Hi All,

Let's assume we have a use case where we need to count the number of columns for a given key. Let's say the key is the URL and the column-name is the IP address or any cardinality identifier.

The straight forward implementation seems to be simple, just inserting the IP Adresses as columns under the key defined by the URL and using get_count to count them back. However the problem here is in case of large rows (where too many IP addresses are in); the get_count method has to de-serialize the whole row and calculate the count. As also defined in the user guides, it's not an O(1) operation and it's quite costly.

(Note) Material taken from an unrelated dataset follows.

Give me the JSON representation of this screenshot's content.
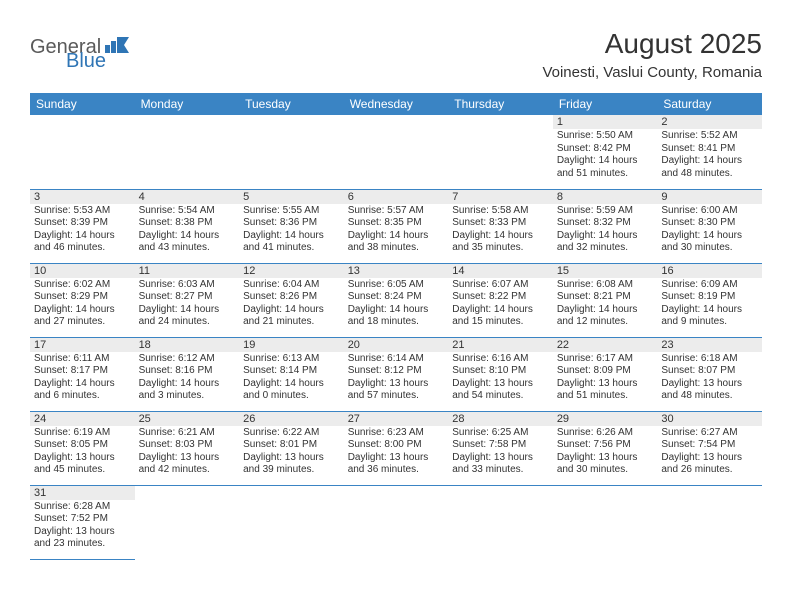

However, this problem seems to have better solutions if you don't have a strict requirement for the count to be exact. There are streaming algorithms that will provide good cardinality estimations within a predefined failure rate, I think the most popular one seems to be the (Hyper)LogLog algorithm, also there's an optimal one developed recently, please check http://dl.acm.org/citation.cfm?doid=1807085.1807094

If you want to take a look at the Java implementation for LogLog, Clearspring has both LogLog and space optimized HyperLogLog available at https://github.com/clearspring/stream-lib

I don't see a reason why this can't be implemented in Cassandra. The distributed nature of all these algorithms can easily be adapted to Cassandra's model. I think most of us would love to see come cardinality estimating columns in Cassandra.